Friday, January 1, 1904

photo Louisville's Luke Hancock (11) works Saturday against Wichita State's Fred Van Vleet (23) and Wichita State's Tekele Cotton (32) during their NCAA Final Four tournament semifinal game in Atlanta. Louisville won 72-68.

ATLANTA - His Louisville teammates tried to say all the right things about walk-on Tim Henderson and the two monstrous 3-pointers he swished in the second half of the Cardinals' 72-68 Final Four semifinal victory over Wichita State.

After all, without those 3s Louisville might never have escaped the 12-point hole it was in with 13:36 to play against the aptly named Shockers.

"We all have confidence in Tim," said fellow reserve Luke Hancock, who led the 'Ville with 20 points, including 14 in the second half.

"He works so hard in practice," point guard Peyton Siva said. "I was so ecstatic for him."

But then the truth came out.

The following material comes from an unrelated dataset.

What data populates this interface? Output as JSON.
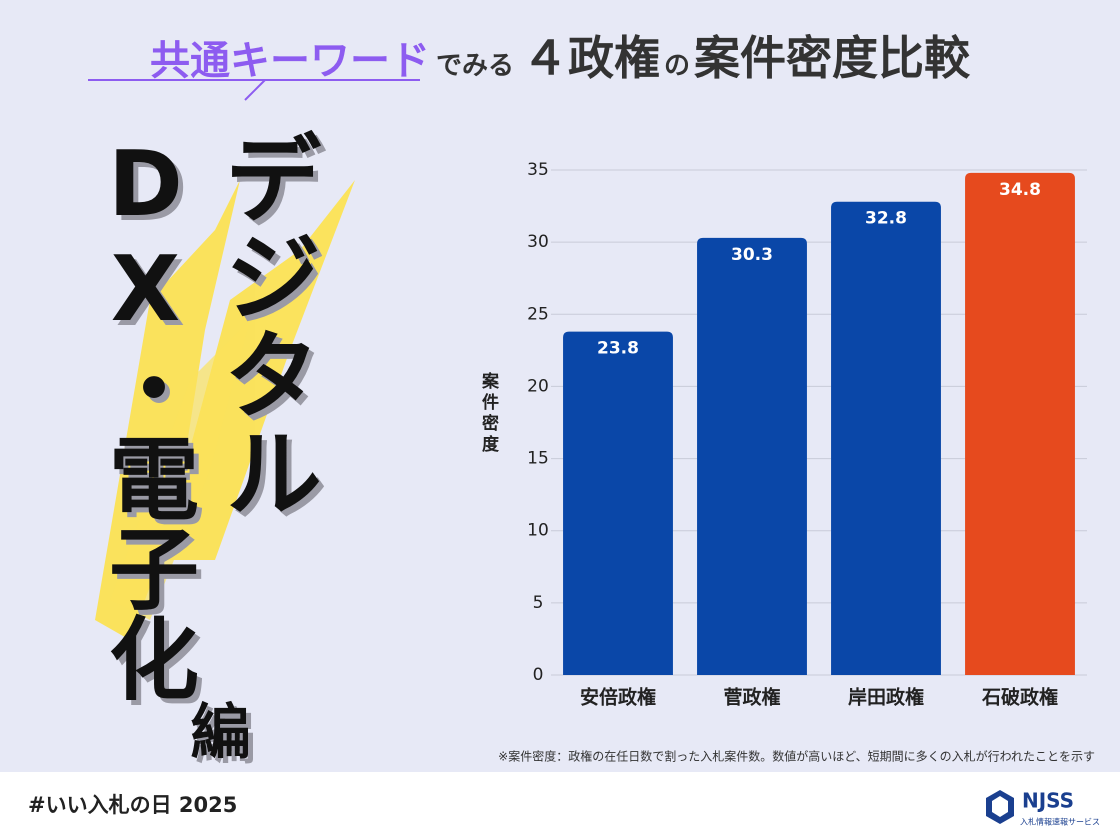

Yes, they were happy for their teammate, but they were also more than a little surprised.

"I guess this makes up for him shooting it off the side of the backboard in Madison Square Garden," Siva added with a grin.

"Being very kind," Cardinals boss Rick Pitino began, "I was shocked."

Not that Ricky P had much of a choice. Russ Smith was on the bench with three fouls. The Cardinals were in their worst funk in six weeks, having let a one-point halftime deficit slip to a 12-point canyon.

And as the whole world knows by now, super sub Kevin Ware couldn't come to the rescue, though he did drag his broken right leg to the end of the bench, where he propped it up on a chair while wearing his uniform.

"For a second, I thought he was about to sub in," Siva said of the moment in the second half when Pitino called a 30-second timeout just before Henderson's heroics began and Ware limped to the back of the huddle.

"He just wanted to tell us to pick it up."

Just like that, the lightly used Henderson -- playing at all only because of Ware's injury -- came to the rescue.

How insignificant was Henderson in Louisville's plans before Ware went down? He'd failed to score so much as a single point in 33 of the Cardinals' 38 games, failing to get on the court at all in 13 of their contests.

He'd hit just four 3s in 17 attempts this season,and one of those makes came at the buzzer of last weekend's 22-point win over Duke in the Midwest Regional final.

In fact, it was so easy to forget the junior walk-on that when the Louisville Courier-Journal printed a special section for the Cards' Final Four appearance a year ago, a last-minute shift in number of pages caused the newspapers to leave Henderson's bio out altogether.

Yet when Ware horrifically broke his leg against Duke, Henderson had to play. Especially when Smith picked up his third foul with 17:31 to go.

At that moment, Wichita led 32-28. That advantage would swell to 47-35 against the tournament's overall No. 1 seed. If ever there was a spot for an upset, for Pitino to fall in the semifinals for the fifth time in his seven Final Four appearances, this appeared to be it.

But within 22 seconds, the Louisville coach sent Henderson into the game, then positioned him in the right corner. At the 13-minute mark he swished his first 3-pointer of the night to pull the Redbirds within 47-38. Then he struck again 42 seconds later from the same spot.

Now Louisville was within 47-41. Now it was a game, eventually to become Louisville's first appearance in the championship game since "Never Nervous" Purvis Ellison led U of L to the 1986 NCAA title.

"We call ourselves the Zone Busters in practice," Henderson said afterward.

Added Hancock: "Tim and I feel like we're pretty good shooters. Tim hits shots like that all the time in practice."

But this wasn't practice. This was the Final Four with your team down 12.

Said Pitino: "I really wasn't shocked that Tim made them. I was shocked that he had the gumption to take it, then take it again. That's pretty darn big on this stage."

As the game ended and the Cardinals hugged each other, a sign appeared in Louisville's cheering section proclaiming, "This Is A Ware House."

Still in operation because Ware's substitute came up pretty darn big inside it.